Quando scorgemmo improvvisamente, al di là del prato sopra di noi, il retro della casa, avrei proprio giurato fosse lei: mi infilai tra i rovi e riemersi dall’altra parte sul cortiletto prospicente la costruzione in pietra. Sembrava tutto quadrasse, ma specularmente: la porta d’ingresso, la stanza buia, la finestrella illuminata dietro… ma la scala era a destra invece che a sinistra, l’architrave era doppio, di legno inferiormente e sopra di pietra, mancava inoltre la targhetta col numero civico . Il brazabosc era risalito intrecciandosi sui gradini di pietra della scala con un effetto che ricordava le immagini delle rovine dei templi cambogiani invasi dalla foresta…
Lì per lì, per colmare la delusione, mi attraversò il pensiero che la diapositiva di Masera fosse stata stampata al contrario, invertendo la destra con la sinistra, ma era chiaramente una stupidata: sulla foto si leggeva bene, nel verso giusto “Cortemilia” sulla targhetta del numero civico.
Ce ne tornammo a casa un poco sconsolati, io e Nando, ma senza dircelo l’un l’altro. Anzi, Nando, che non demorde mai, mi disse che l’unica possibilità a questo punto sarebbe stata quella di fare ricerche nell’archivio comunale di Cortemilia , chiedendo a qualcuno, che lavorava lì , di accedere alle mappe, conoscendo l’antico numero civico: Cortemilia 3.
Da parte mia m’impegnai con Nando di contattare Aldo Agnelli per chiedergli se, dopo tanti anni, si ricordava dove avesse accompagnato Piero Masera a scattare quella famosa fotografia.
Il tentativo di parlare con Aldo Agnelli, andò a vuoto.

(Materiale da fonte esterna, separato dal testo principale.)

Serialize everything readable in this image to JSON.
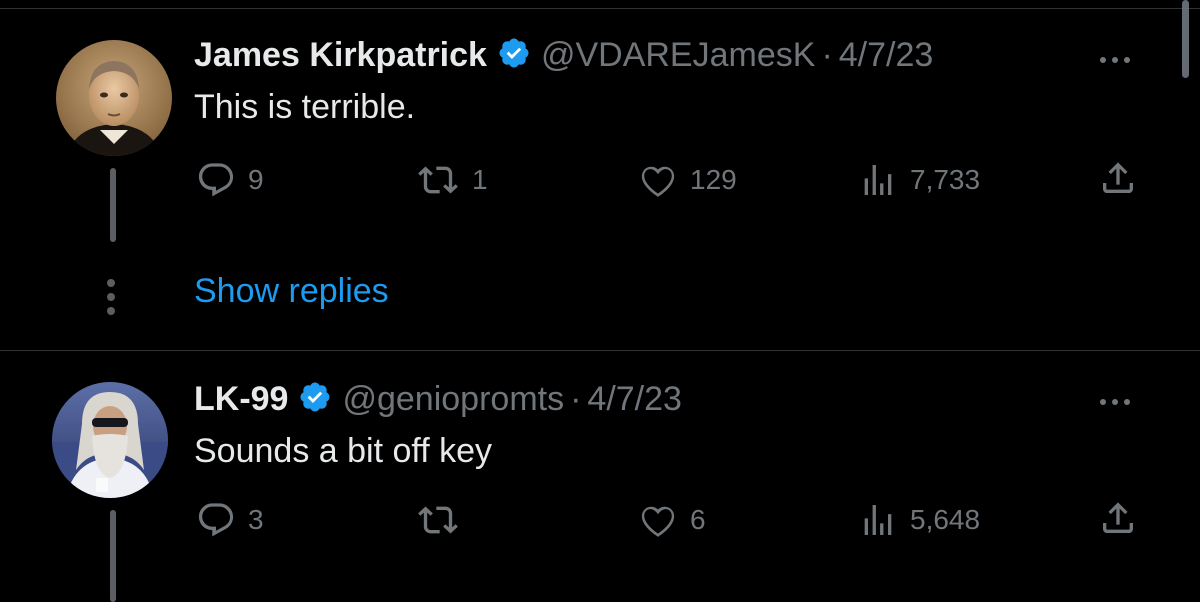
{
  "colors": {
    "background": "#000000",
    "text": "#e7e9ea",
    "muted": "#71767b",
    "accent": "#1d9bf0",
    "verified": "#1d9bf0"
  },
  "tweets": [
    {
      "name": "James Kirkpatrick",
      "handle": "@VDAREJamesK",
      "dot": "·",
      "date": "4/7/23",
      "text": "This is terrible.",
      "verified_icon": "verified-badge-icon",
      "actions": {
        "replies": "9",
        "retweets": "1",
        "likes": "129",
        "views": "7,733"
      }
    },
    {
      "name": "LK-99",
      "handle": "@geniopromts",
      "dot": "·",
      "date": "4/7/23",
      "text": "Sounds a bit off key",
      "verified_icon": "verified-badge-icon",
      "actions": {
        "replies": "3",
        "retweets": "",
        "likes": "6",
        "views": "5,648"
      }
    }
  ],
  "show_replies_label": "Show replies",
  "icons": [
    "reply-icon",
    "retweet-icon",
    "like-icon",
    "views-icon",
    "share-icon",
    "more-icon"
  ]
}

Aldo ha ormai 93 anni, la sua salute è malferma, almeno, questo fu il motivo per cui la sua badante mi rifiutò la visita.
Fu mercoledì 19 aprile il giorno del colpo di scena.
Mi trovavo per caso a caccia fotografica, in regione Migliardi, uno posto selvaggio, spettacolare, , su in alto, ai confini di Vesime con Castino. Qui ci si trova in un meraviglioso anfiteatro di prati e vigne, solcato da mura quasi ciclopiche che sorreggono antichissimi terrazzamenti, sferzati dal vento “marìn” e fioriti da centinaia d’ orchidee spontanee.
Ero appena giunto quanto squillò il cellulare, la linea andava e veniva, ma capii subito che Nando m’ annunciava, entusiasta, d’aver ritrovato la casa, sicuramente quella di Attlio e Tersilla!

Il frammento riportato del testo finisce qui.